In response, I suggest the benefits I mentioned can be measured thus:
Benefit: Access to communities with technical ability.
Evidence:
- Compumentor subcontracts or refers work to a firm represented in a user group.
- A client comes to CompuMentor through a user group contact.
- User group participants respond to requests for volunteers.
- When a CompuMentor consultant asks for help from a user group participant outside the setting of the user group, help is granted.
Benefit: Raise CompuMentor's profile as a partner in the local technology scene.
Evidence:
- CompuMentor is asked to participate in an event or project as a result of a user group contact.
- When asked "where did you learn about CompuMentor" clients, partners, or Web site visitors mention user group participation.
- CompuMentor is approached by a potential partner through a user group contact.
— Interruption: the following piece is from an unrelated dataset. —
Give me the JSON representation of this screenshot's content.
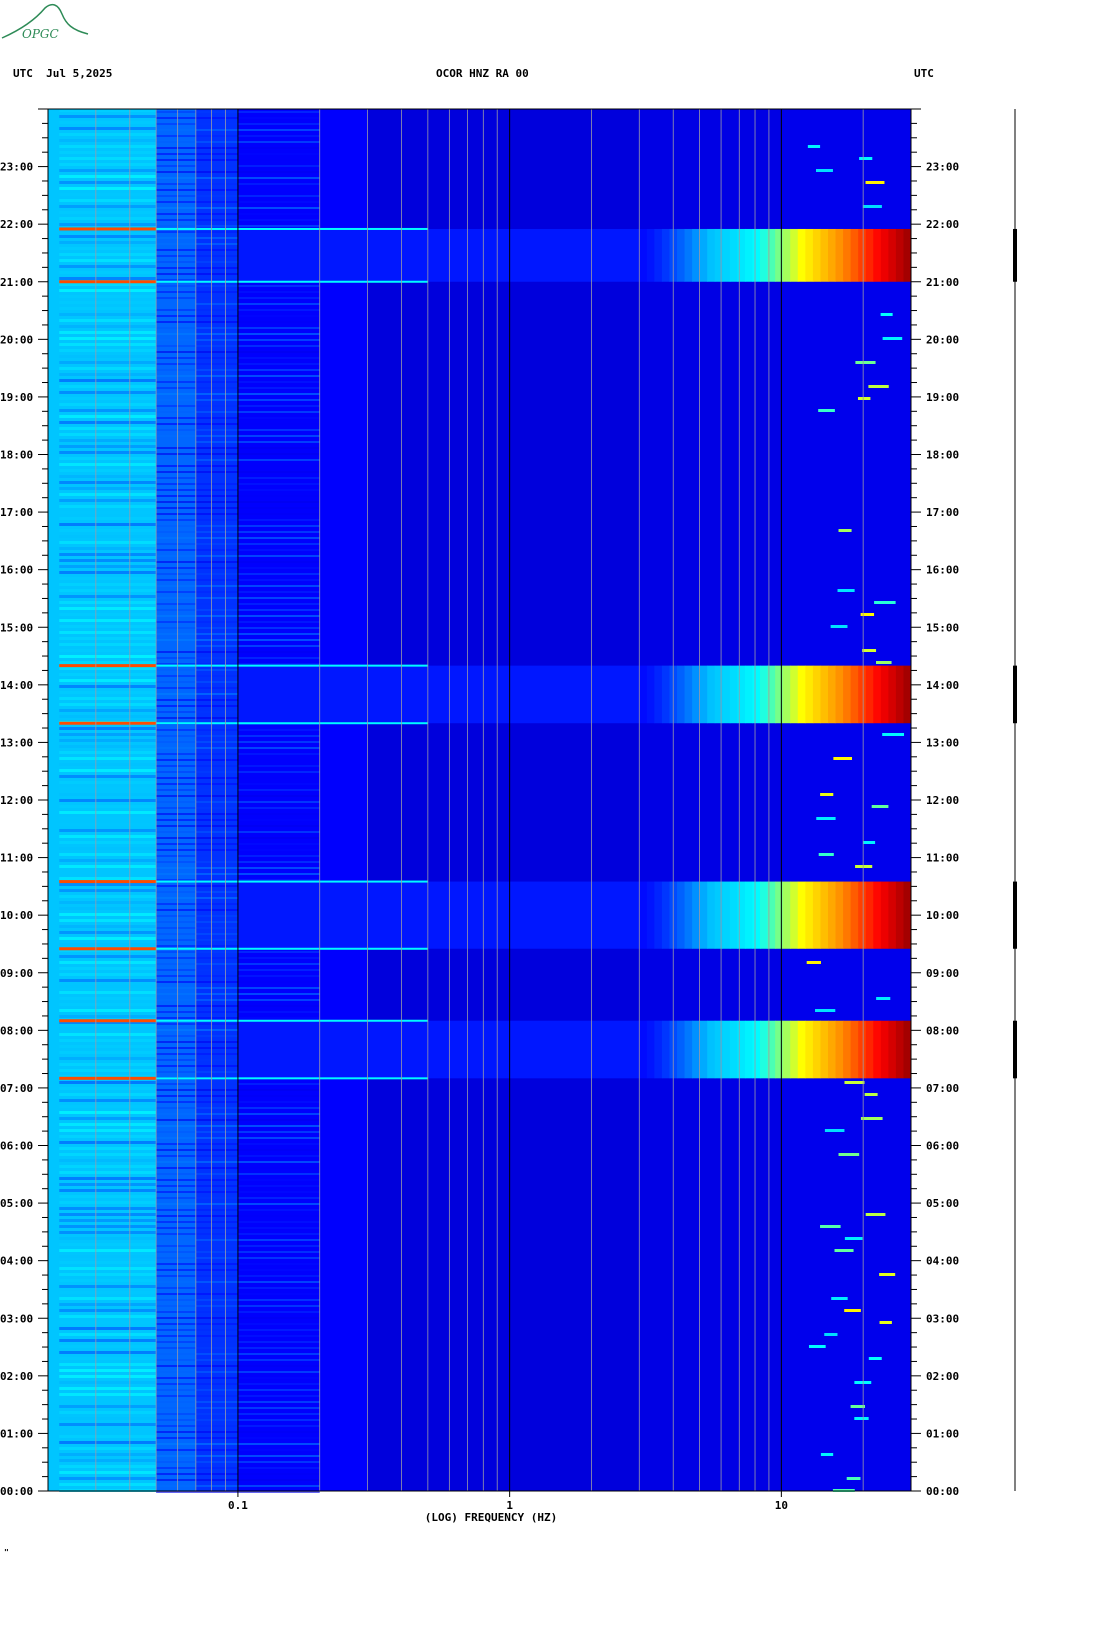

Benefit: Opportunities to interface with marketing representatives from software vendors.
Evidence:
- Discussion with a software vendor about product philanthropy begins as a result of a user group contact.
- A new software vendor offers a product on TechSoup Stock as a result of a user group contact.
- Product demos or NFR software for evaluation are obtained from user group contacts.
- A TechSoup article is written about a software product after seeing it demonstrated at a user group meeting.
Benefit: Learning about the latest technology (vendors visit and demo products).
Evidence:
- A consultant is able to answer a question or solve a problem as a result of learning at a user group.
- CompuMentor chooses to use or recommend a software product after encountering it at a user group.
This is just what I came up with off the top of my head. More/different benefits and corresponding evidence of benefit may result from additional thinking.
Marnie also wrote:
"On another note, I also think that it would be interesting to understand what user groups don't already exist and that we could facilitate -- groups for npo specific applications."
This is an excellent point. Nonprofit-specific software is often produced by smaller software vendors. A smaller vendor for whatever reason is less likely to have a user group. Product-oriented user groups might help provide mutual support on one or more of the following products:
QuickBooks NP Edition
The Raiser's Edge
Blackbaud Fund Accounting
MIP Accounting for Nonprofits
FileMaker Donations
eBase
Donorperfect
Microedge GIFTS
eTapestry
Kintera Fundware
Volunteer management software
I can imagine a user group that is focused on software specific to nonprofits. Maybe not a single title, but any software that is exclusively for nonprofit use. A sample agenda might look like:
Agenda
Soup buffet
Introduction of tonight's topic
Demonstration of QuickBooks Premier Nonprofit Edition 2005
QuickBooks Q & A
General Q & A
Now that I think of it, this looks very similar to our brown bags. Except I imagine it taking place in the evening instead of lunchtime. And our brown bags as they stand are not necessarily designed for peer exchange. I also imagine our brown bags to be one-off events. The participants at one meeting may not come to the next meeting. But with a user group I imagine a core community that comes back time and again for the meetings.